Passo, quase indiferente, parcialmente consciente e quase ali presente, resvalo as margens com história, as margens que brilham um silêncio invulgar, ou da janela anónima dos olhos que esqueço, dos olhos mártires e ousados e eloquentes, que reflectem sobre os espaços por onde me espalho, o verde cicatrizado dos teus gestos, ou que azul terá deixado neste céu antigo o efeito que me aniquila qualquer outro desejo, qualquer ensejo significará uma perdida mais, um somatório consequente e ritmadamente fraterno, com as mãos feitas na distância cravando em mim as unhas sem dor sequer, sem riscos na alma, sem confidências, sem consequências.

Dissidentes?

Distantes?

Aparentes?

Vadios os momentos, esses sim, os forasteiros da vida e moradores do inventado, do infortúnio, voluntário da loucura caminhando, nas orlas escuras da melodia súbita um Jacques Brel gritava revoltas de rima amada, por isso me escuto, enquanto reinvento o percurso jamais repetido, a melodia suaviza a passos cadentes e demência da vontade, perito da clemência, incoerentes mesmo sigamos, nós, e nós, e nós, sérios candidatos a novo cismo, do coração derrotado a hora de um provável sono. Que não chega. Que não se manifesta. Que não agita a dor carnal. Que não mexe os poros encardidos de silêncio, ou que se tapem os uivos da seara, os arrufos da memória, que se distem, por favor, que sigam se quiserem, não as minhas incursões díspares, não as minhas convicções serenas, ou pardas, ou nuas, às mãos de um areoso mar terreno nesta cama sem nome, que ocupa plenamente a minha ausência na vida. Os teus cabelos caíam. Desciam. Sucumbiam o silêncio. Os teus cabelos arranhavam o tempo. A ira.
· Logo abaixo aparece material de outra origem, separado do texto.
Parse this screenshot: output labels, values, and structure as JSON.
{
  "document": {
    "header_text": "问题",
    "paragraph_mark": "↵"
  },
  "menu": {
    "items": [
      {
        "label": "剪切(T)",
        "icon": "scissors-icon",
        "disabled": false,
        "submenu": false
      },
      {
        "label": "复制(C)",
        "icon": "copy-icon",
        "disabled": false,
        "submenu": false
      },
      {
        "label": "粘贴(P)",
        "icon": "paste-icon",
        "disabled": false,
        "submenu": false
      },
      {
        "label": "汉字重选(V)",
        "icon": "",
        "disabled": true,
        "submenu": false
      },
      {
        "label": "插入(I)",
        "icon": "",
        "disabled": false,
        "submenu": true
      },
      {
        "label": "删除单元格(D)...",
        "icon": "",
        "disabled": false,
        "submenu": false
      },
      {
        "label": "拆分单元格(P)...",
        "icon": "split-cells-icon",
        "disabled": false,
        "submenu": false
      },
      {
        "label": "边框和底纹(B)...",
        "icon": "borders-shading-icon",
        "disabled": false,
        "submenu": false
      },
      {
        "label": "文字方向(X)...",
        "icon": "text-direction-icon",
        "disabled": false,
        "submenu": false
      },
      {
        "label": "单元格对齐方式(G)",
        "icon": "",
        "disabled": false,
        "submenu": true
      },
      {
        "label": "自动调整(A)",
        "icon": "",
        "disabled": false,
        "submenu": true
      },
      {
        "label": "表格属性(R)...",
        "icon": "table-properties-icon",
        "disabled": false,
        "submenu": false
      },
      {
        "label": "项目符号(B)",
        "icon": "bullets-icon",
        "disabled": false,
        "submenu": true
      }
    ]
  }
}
Senti-los como este rio frente a ti, da rua onde vivem os fantasmas, do meu sorriso, que permanece inócuo ao sentir descerem as águas do douro ente um olhar teu, só teu, sempre teu, sempre, que sejas assim sempre, sempre, que vivas ainda as maresias antigas, futuras, que respires ainda as águas brandas e puras, limpando da tua pele as marcas dos beijos que se encardiam tocando-te, serena, sem as noites que jamais nos sentiam, as noites ali, onde passas rumo ao dia, limpando a lavando o rosto das marcas que secaram o sorriso que descobri em ti. Serás Lúcia, um dia destes. Serás úmero nos resquícios do meu tempo. Assombrando cinzenta a viajem. Espinho de cardápios sólidos. Mar. Mais mar. Que fossem de facto mar. Na esplanada alucinada de certo tempo em que a vida parecia futuro. Não bebes café, sei, nem bebes mais a minha vida. Sei. Não partas então. Não fujas da vida. Não durmas assim repentinamente. Adormece ao amanhecer, com os odores simples da fantasia.

Nas tardes em que até a falésia parece merecer o regozijo de uma lágrima.

Digo:

Talvez, pela encosta despida de frenesim nenhum me ouçam almas vazias nas conchas desprovidas, direi, ali, largadas no estrume inócuo do vento a derrapar sobre a areia crua da tarde, nas tardes em que até a falésia precisa de uma lágrima, como por exemplo:

Quando era pequeno, me aliavam as bolas negras da cadelinha que na casota me sussurrava o seu esguicho de meiguice.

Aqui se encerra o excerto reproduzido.